GLOSSARY OF MIXER TERMS

BUS
Electrical circuitry or wiring connecting several parts of a system. In the context of a mixer, buses are used to 'collect' the outputs from the various channels and mix them together. A mixer may have several buses carrying the main stereo mix, the Aux sends and -- on more sophisticated recording mixers -- sub-mixes of different groups of channels.

DRY SIGNAL
A sound source which has no added effect or processing. Conversely, a sound treated with an effect such as reverberation or echo is often referred to as 'wet'.

EQUALISATION (EQ)
A recording term for tone control. Usually comprises Treble, Mid and Bass sections.

GAIN
Put simply, a recording term for volume.

INSERT POINT
A connector that allows the normal signal path to be interrupted and re-routed through an external device, such as a compressor.

LINE LEVEL
Mixers and signal processors tend to work at a standard signal level known as 'line level'. In practice, there are several different standard line levels, but all are in the order of a few Volts. Microphones produce a much lower signal, in the order of tens of milliVolts.

PAN
Short for panoramic. This control allows you to position/move sounds left and right in the stereo mix.

PHANTOM POWER

A Capacitor microphone requires an electrical voltage to polarise the capsule, while both Capacitor and Electret microphones use built-in preamplifiers which also need electrical power. Valve microphones require special power supply units, but the vast majority of Capacitor and Back-Electret mics are designed to work using a system know as phantom powering.

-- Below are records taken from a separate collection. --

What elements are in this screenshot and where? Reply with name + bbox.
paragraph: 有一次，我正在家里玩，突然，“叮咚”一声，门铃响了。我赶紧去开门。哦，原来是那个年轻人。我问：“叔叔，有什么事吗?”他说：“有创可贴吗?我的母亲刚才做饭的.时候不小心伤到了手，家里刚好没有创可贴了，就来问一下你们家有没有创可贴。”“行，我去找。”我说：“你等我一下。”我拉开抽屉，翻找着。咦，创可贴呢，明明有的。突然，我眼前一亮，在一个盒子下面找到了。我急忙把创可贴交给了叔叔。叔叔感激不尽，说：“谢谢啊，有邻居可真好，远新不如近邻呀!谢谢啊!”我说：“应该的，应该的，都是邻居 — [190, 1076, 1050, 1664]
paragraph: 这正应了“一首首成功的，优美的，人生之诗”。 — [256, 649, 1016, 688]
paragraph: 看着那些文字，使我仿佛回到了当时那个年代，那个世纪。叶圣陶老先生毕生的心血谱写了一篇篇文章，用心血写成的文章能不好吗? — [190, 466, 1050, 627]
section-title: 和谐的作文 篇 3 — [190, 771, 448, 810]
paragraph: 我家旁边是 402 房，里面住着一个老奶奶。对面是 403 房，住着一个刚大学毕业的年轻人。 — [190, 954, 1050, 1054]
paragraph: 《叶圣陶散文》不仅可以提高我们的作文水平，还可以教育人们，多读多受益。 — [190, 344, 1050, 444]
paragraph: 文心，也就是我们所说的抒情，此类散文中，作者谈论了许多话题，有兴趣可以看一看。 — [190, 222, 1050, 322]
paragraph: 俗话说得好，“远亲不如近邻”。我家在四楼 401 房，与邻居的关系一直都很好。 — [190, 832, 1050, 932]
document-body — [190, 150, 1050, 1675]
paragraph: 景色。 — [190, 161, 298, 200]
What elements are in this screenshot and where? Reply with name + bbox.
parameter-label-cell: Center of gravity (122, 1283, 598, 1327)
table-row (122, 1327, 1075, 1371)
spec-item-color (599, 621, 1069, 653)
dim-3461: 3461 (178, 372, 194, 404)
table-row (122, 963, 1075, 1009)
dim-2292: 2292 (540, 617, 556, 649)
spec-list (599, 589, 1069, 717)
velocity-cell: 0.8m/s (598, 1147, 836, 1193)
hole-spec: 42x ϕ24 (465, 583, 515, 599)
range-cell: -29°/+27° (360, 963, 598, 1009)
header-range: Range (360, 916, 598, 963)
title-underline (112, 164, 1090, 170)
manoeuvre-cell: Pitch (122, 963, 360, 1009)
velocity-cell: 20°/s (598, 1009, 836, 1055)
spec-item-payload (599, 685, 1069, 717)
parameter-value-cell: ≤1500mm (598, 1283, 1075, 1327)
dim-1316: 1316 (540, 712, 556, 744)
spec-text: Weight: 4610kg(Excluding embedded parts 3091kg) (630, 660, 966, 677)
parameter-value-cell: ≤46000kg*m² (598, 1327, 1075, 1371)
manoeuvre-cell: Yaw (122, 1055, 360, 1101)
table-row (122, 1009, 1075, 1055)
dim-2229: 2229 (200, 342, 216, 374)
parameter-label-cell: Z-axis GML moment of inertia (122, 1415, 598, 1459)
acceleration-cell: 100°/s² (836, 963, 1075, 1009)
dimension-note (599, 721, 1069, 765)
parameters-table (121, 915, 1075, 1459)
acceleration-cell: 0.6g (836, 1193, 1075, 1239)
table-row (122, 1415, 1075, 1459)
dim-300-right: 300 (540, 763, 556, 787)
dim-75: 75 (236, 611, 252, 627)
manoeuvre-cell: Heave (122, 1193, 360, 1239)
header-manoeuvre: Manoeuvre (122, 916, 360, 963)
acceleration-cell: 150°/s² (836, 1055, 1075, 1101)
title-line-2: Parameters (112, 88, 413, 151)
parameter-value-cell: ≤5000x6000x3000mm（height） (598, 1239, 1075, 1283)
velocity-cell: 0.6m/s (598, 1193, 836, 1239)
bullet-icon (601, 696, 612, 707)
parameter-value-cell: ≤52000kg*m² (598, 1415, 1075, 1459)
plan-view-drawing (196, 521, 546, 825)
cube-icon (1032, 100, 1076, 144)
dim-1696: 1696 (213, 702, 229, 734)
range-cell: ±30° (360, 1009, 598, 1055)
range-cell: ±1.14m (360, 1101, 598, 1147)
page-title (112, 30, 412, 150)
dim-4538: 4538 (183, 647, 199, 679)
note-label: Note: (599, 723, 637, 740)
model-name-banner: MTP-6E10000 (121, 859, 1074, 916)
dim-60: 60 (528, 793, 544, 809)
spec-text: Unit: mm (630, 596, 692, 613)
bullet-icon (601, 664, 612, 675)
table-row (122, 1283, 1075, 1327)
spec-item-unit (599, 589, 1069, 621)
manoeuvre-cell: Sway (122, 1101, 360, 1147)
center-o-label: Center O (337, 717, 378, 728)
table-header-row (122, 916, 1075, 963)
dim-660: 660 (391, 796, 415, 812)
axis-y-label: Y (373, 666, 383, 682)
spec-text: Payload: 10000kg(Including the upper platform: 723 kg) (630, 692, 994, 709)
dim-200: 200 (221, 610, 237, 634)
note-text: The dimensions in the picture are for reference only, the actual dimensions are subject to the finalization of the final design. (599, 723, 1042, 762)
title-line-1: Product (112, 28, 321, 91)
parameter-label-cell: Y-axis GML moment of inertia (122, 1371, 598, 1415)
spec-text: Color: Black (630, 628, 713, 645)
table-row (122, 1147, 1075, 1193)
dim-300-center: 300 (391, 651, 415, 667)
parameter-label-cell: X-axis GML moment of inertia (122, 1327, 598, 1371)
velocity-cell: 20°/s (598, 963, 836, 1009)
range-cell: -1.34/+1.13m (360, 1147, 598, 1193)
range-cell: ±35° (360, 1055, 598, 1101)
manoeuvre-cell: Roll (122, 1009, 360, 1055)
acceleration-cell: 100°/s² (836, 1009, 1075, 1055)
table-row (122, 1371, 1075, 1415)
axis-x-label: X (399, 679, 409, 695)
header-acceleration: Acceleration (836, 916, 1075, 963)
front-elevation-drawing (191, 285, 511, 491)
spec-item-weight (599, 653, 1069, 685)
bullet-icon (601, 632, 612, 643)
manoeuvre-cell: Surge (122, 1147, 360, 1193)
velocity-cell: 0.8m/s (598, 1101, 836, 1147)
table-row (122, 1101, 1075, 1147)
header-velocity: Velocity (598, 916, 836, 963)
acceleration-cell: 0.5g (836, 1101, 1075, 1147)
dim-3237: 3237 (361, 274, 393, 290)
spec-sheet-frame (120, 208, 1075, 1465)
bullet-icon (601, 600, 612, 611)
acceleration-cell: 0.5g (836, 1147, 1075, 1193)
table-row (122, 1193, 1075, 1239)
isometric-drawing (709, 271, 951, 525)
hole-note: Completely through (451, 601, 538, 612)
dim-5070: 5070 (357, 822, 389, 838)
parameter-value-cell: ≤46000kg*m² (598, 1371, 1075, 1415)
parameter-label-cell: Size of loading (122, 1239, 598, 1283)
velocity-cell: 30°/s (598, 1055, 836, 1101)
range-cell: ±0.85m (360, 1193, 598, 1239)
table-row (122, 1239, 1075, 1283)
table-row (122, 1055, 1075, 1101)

This is a standardised system which passes the power supply current along the conductors of a balanced microphone cable. The standard phantom power supply voltage is 48V and is generated within the mixing console; provided a proper balanced microphone cable is used, it is necessary only to plug in the mic and turn on the phantom power supply.

In theory, it is quite safe (though pointless) to apply phantom power to a Dynamic microphone, so long as it is wired for balanced operation, as the same voltage will appear at both ends of the voice coil -- which means no current flows through it. The reason I mention this is that some budget mixing consoles have a global phantom power switch, so if you intend to use both Dynamic and Capacitor mics on the same session with such a console, you will have to ensure that all cables are balanced and that the mics are internally wired for balanced operation. As a rule, if the mic body is fitted with a three-pin XLR socket, then it is balanced -- but always check the data sheet that came with the microphone to be 100% certain. Use of unbalanced cables might cause damage to Dynamic mics, as could plugging or unplugging them with the phantom power turned on.